The new CT technologies such as the automated selection of the tube current and the tube potential as well as IR are powerful tools for optimization of CT protocols. A combination of these three technologies can help substantially reduce radiation dose while maintaining image quality. More importantly, this combined approach offers an opportunity to tailor the CT exam to each individual patient and to each specific diagnostic task. These technologies are further enhanced by the continuous progress in CT hardware: X-ray tubes, CT detectors, and other components.
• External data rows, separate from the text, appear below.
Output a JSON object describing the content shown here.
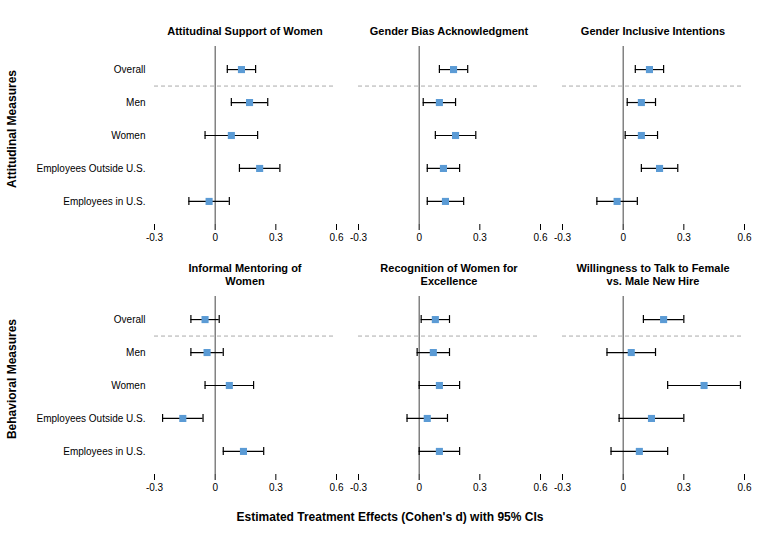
{
  "chart_data": {
    "type": "errorbar",
    "xlabel": "Estimated Treatment Effects (Cohen's d) with 95% CIs",
    "categories": [
      "Overall",
      "Men",
      "Women",
      "Employees Outside U.S.",
      "Employees in U.S."
    ],
    "xlim": [
      -0.3,
      0.6
    ],
    "xticks": [
      -0.3,
      0,
      0.3,
      0.6
    ],
    "color": "#5b9bd5",
    "reference_x": 0,
    "rows": [
      {
        "label": "Attitudinal Measures",
        "panels": [
          {
            "title": "Attitudinal Support of Women",
            "values": [
              0.13,
              0.17,
              0.08,
              0.22,
              -0.03
            ],
            "ci_lo": [
              0.06,
              0.08,
              -0.05,
              0.12,
              -0.13
            ],
            "ci_hi": [
              0.2,
              0.26,
              0.21,
              0.32,
              0.07
            ]
          },
          {
            "title": "Gender Bias Acknowledgment",
            "values": [
              0.17,
              0.1,
              0.18,
              0.12,
              0.13
            ],
            "ci_lo": [
              0.1,
              0.02,
              0.08,
              0.04,
              0.04
            ],
            "ci_hi": [
              0.24,
              0.18,
              0.28,
              0.2,
              0.22
            ]
          },
          {
            "title": "Gender Inclusive Intentions",
            "values": [
              0.13,
              0.09,
              0.09,
              0.18,
              -0.03
            ],
            "ci_lo": [
              0.06,
              0.02,
              0.01,
              0.09,
              -0.13
            ],
            "ci_hi": [
              0.2,
              0.16,
              0.17,
              0.27,
              0.07
            ]
          }
        ]
      },
      {
        "label": "Behavioral Measures",
        "panels": [
          {
            "title": "Informal Mentoring of\nWomen",
            "values": [
              -0.05,
              -0.04,
              0.07,
              -0.16,
              0.14
            ],
            "ci_lo": [
              -0.12,
              -0.12,
              -0.05,
              -0.26,
              0.04
            ],
            "ci_hi": [
              0.02,
              0.04,
              0.19,
              -0.06,
              0.24
            ]
          },
          {
            "title": "Recognition of Women for\nExcellence",
            "values": [
              0.08,
              0.07,
              0.1,
              0.04,
              0.1
            ],
            "ci_lo": [
              0.01,
              -0.01,
              0.0,
              -0.06,
              0.0
            ],
            "ci_hi": [
              0.15,
              0.15,
              0.2,
              0.14,
              0.2
            ]
          },
          {
            "title": "Willingness to Talk to Female\nvs. Male New Hire",
            "values": [
              0.2,
              0.04,
              0.4,
              0.14,
              0.08
            ],
            "ci_lo": [
              0.1,
              -0.08,
              0.22,
              -0.02,
              -0.06
            ],
            "ci_hi": [
              0.3,
              0.16,
              0.58,
              0.3,
              0.22
            ]
          }
        ]
      }
    ]
  }
}
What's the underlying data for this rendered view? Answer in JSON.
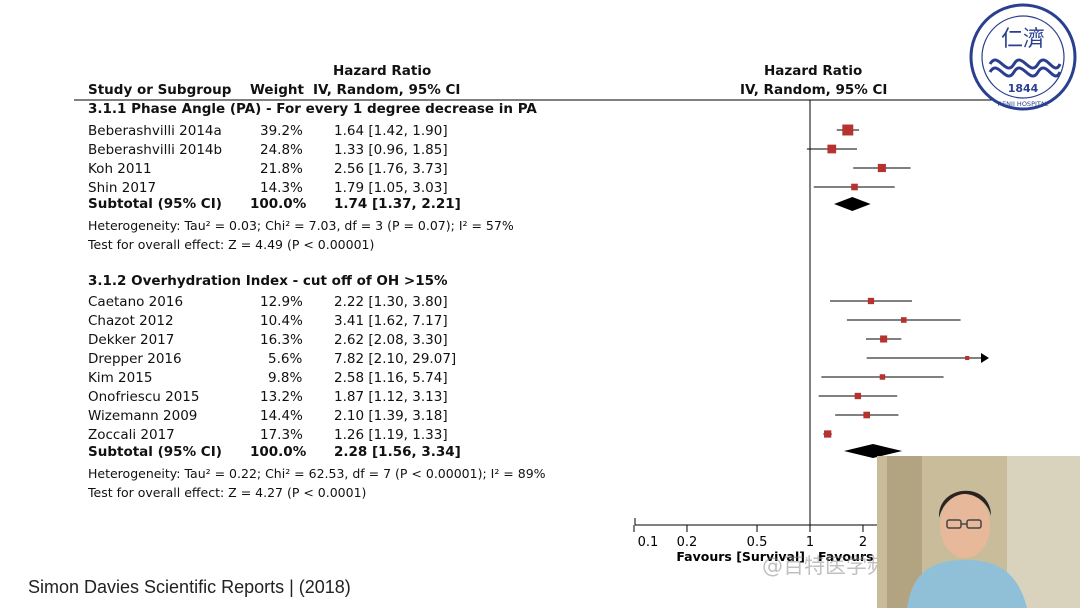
{
  "header": {
    "study_col": "Study or Subgroup",
    "weight_col": "Weight",
    "hr_title_left": "Hazard Ratio",
    "hr_sub_left": "IV, Random, 95% CI",
    "hr_title_right": "Hazard Ratio",
    "hr_sub_right": "IV, Random, 95% CI"
  },
  "chart_data": {
    "type": "forest",
    "scale": "log",
    "x_ticks": [
      0.1,
      0.2,
      0.5,
      1,
      2
    ],
    "x_tick_labels": [
      "0.1",
      "0.2",
      "0.5",
      "1",
      "2"
    ],
    "reference_line": 1,
    "favours_left": "Favours [Survival]",
    "favours_right": "Favours",
    "groups": [
      {
        "title": "3.1.1 Phase Angle (PA) - For every 1 degree decrease in PA",
        "studies": [
          {
            "name": "Beberashvilli 2014a",
            "weight": "39.2%",
            "ci_text": "1.64 [1.42, 1.90]",
            "hr": 1.64,
            "lo": 1.42,
            "hi": 1.9
          },
          {
            "name": "Beberashvilli 2014b",
            "weight": "24.8%",
            "ci_text": "1.33 [0.96, 1.85]",
            "hr": 1.33,
            "lo": 0.96,
            "hi": 1.85
          },
          {
            "name": "Koh 2011",
            "weight": "21.8%",
            "ci_text": "2.56 [1.76, 3.73]",
            "hr": 2.56,
            "lo": 1.76,
            "hi": 3.73
          },
          {
            "name": "Shin 2017",
            "weight": "14.3%",
            "ci_text": "1.79 [1.05, 3.03]",
            "hr": 1.79,
            "lo": 1.05,
            "hi": 3.03
          }
        ],
        "subtotal": {
          "label": "Subtotal (95% CI)",
          "weight": "100.0%",
          "ci_text": "1.74 [1.37, 2.21]",
          "hr": 1.74,
          "lo": 1.37,
          "hi": 2.21
        },
        "heterogeneity": "Heterogeneity: Tau² = 0.03; Chi² = 7.03, df = 3 (P = 0.07); I² = 57%",
        "overall": "Test for overall effect: Z = 4.49 (P < 0.00001)"
      },
      {
        "title": "3.1.2 Overhydration Index - cut off of OH >15%",
        "studies": [
          {
            "name": "Caetano 2016",
            "weight": "12.9%",
            "ci_text": "2.22 [1.30, 3.80]",
            "hr": 2.22,
            "lo": 1.3,
            "hi": 3.8
          },
          {
            "name": "Chazot 2012",
            "weight": "10.4%",
            "ci_text": "3.41 [1.62, 7.17]",
            "hr": 3.41,
            "lo": 1.62,
            "hi": 7.17
          },
          {
            "name": "Dekker 2017",
            "weight": "16.3%",
            "ci_text": "2.62 [2.08, 3.30]",
            "hr": 2.62,
            "lo": 2.08,
            "hi": 3.3
          },
          {
            "name": "Drepper 2016",
            "weight": "5.6%",
            "ci_text": "7.82 [2.10, 29.07]",
            "hr": 7.82,
            "lo": 2.1,
            "hi": 29.07
          },
          {
            "name": "Kim 2015",
            "weight": "9.8%",
            "ci_text": "2.58 [1.16, 5.74]",
            "hr": 2.58,
            "lo": 1.16,
            "hi": 5.74
          },
          {
            "name": "Onofriescu 2015",
            "weight": "13.2%",
            "ci_text": "1.87 [1.12, 3.13]",
            "hr": 1.87,
            "lo": 1.12,
            "hi": 3.13
          },
          {
            "name": "Wizemann 2009",
            "weight": "14.4%",
            "ci_text": "2.10 [1.39, 3.18]",
            "hr": 2.1,
            "lo": 1.39,
            "hi": 3.18
          },
          {
            "name": "Zoccali 2017",
            "weight": "17.3%",
            "ci_text": "1.26 [1.19, 1.33]",
            "hr": 1.26,
            "lo": 1.19,
            "hi": 1.33
          }
        ],
        "subtotal": {
          "label": "Subtotal (95% CI)",
          "weight": "100.0%",
          "ci_text": "2.28 [1.56, 3.34]",
          "hr": 2.28,
          "lo": 1.56,
          "hi": 3.34
        },
        "heterogeneity": "Heterogeneity: Tau² = 0.22; Chi² = 62.53, df = 7 (P < 0.00001); I² = 89%",
        "overall": "Test for overall effect: Z = 4.27 (P < 0.0001)"
      }
    ]
  },
  "citation": "Simon Davies Scientific Reports | (2018)",
  "logo": {
    "text": "仁濟",
    "year": "1844",
    "ring_text": "RENJI HOSPITAL",
    "colors": {
      "ink": "#2a3f8f"
    }
  },
  "watermark": "@百特医学频道",
  "colors": {
    "marker": "#b5322f",
    "diamond": "#000000",
    "line": "#000000"
  }
}
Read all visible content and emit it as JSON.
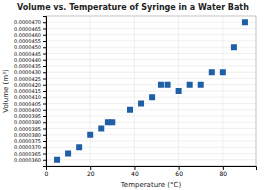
{
  "chart_data": {
    "type": "scatter",
    "title": "Volume vs. Temperature of Syringe in a Water Bath",
    "xlabel": "Temperature (°C)",
    "ylabel": "Volume (m³)",
    "x": [
      5,
      10,
      15,
      20,
      25,
      28,
      30,
      38,
      43,
      48,
      52,
      55,
      60,
      65,
      70,
      75,
      80,
      85,
      90
    ],
    "values": [
      3.6e-05,
      3.65e-05,
      3.7e-05,
      3.8e-05,
      3.85e-05,
      3.9e-05,
      3.9e-05,
      4e-05,
      4.05e-05,
      4.1e-05,
      4.2e-05,
      4.2e-05,
      4.15e-05,
      4.2e-05,
      4.2e-05,
      4.3e-05,
      4.3e-05,
      4.5e-05,
      4.7e-05
    ],
    "color": "#1f5fa6",
    "marker": "square",
    "xlim": [
      0,
      95
    ],
    "ylim": [
      3.55e-05,
      4.75e-05
    ],
    "xticks": [
      0,
      20,
      40,
      60,
      80
    ],
    "yticks": [
      {
        "value": 3.6e-05,
        "label": "0.0000360"
      },
      {
        "value": 3.65e-05,
        "label": "0.0000365"
      },
      {
        "value": 3.7e-05,
        "label": "0.0000370"
      },
      {
        "value": 3.75e-05,
        "label": "0.0000375"
      },
      {
        "value": 3.8e-05,
        "label": "0.0000380"
      },
      {
        "value": 3.85e-05,
        "label": "0.0000385"
      },
      {
        "value": 3.9e-05,
        "label": "0.0000390"
      },
      {
        "value": 3.95e-05,
        "label": "0.0000395"
      },
      {
        "value": 4e-05,
        "label": "0.0000400"
      },
      {
        "value": 4.05e-05,
        "label": "0.0000405"
      },
      {
        "value": 4.1e-05,
        "label": "0.0000410"
      },
      {
        "value": 4.15e-05,
        "label": "0.0000415"
      },
      {
        "value": 4.2e-05,
        "label": "0.0000420"
      },
      {
        "value": 4.25e-05,
        "label": "0.0000425"
      },
      {
        "value": 4.3e-05,
        "label": "0.0000430"
      },
      {
        "value": 4.35e-05,
        "label": "0.0000435"
      },
      {
        "value": 4.4e-05,
        "label": "0.0000440"
      },
      {
        "value": 4.45e-05,
        "label": "0.0000445"
      },
      {
        "value": 4.5e-05,
        "label": "0.0000450"
      },
      {
        "value": 4.55e-05,
        "label": "0.0000455"
      },
      {
        "value": 4.6e-05,
        "label": "0.0000460"
      },
      {
        "value": 4.65e-05,
        "label": "0.0000465"
      },
      {
        "value": 4.7e-05,
        "label": "0.0000470"
      }
    ],
    "grid": true
  }
}
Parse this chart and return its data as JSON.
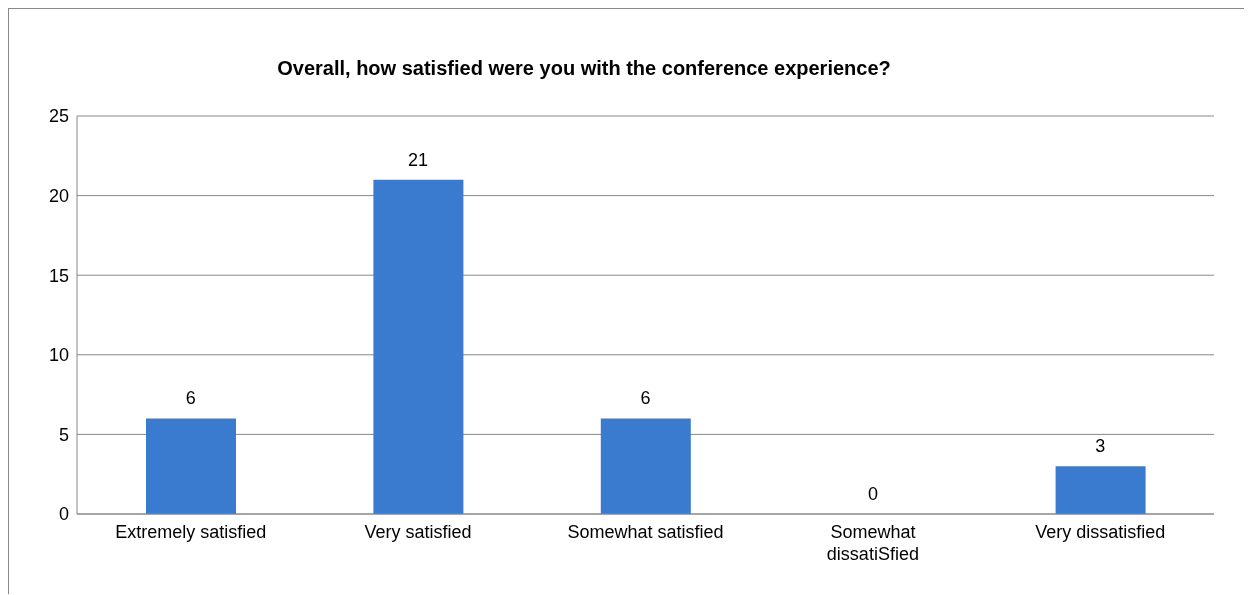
{
  "chart_data": {
    "type": "bar",
    "title": "Overall, how satisfied were you with the conference experience?",
    "categories": [
      "Extremely satisfied",
      "Very satisfied",
      "Somewhat satisfied",
      "Somewhat dissatiSfied",
      "Very dissatisfied"
    ],
    "values": [
      6,
      21,
      6,
      0,
      3
    ],
    "color": "#3a7bd0",
    "ylim": [
      0,
      25
    ],
    "yticks": [
      0,
      5,
      10,
      15,
      20,
      25
    ],
    "grid": "y",
    "data_labels": true
  }
}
The novel approaches such as dual-energy CT and ultra-low dose scanning with the selective photon shield present new exciting opportunities for radiation dose reduction with maintained image quality. Finally, it is very important to highlight the vital role that radiologists, CT technologists, and medical physicists have in this arena; it is essential that they are familiar with the development of new technologies available in CT scanners such that these can be effectively used to improve care for patients by providing individualized CT examinations that consistently use low radiation dose while achieving reliable diagnostic image quality.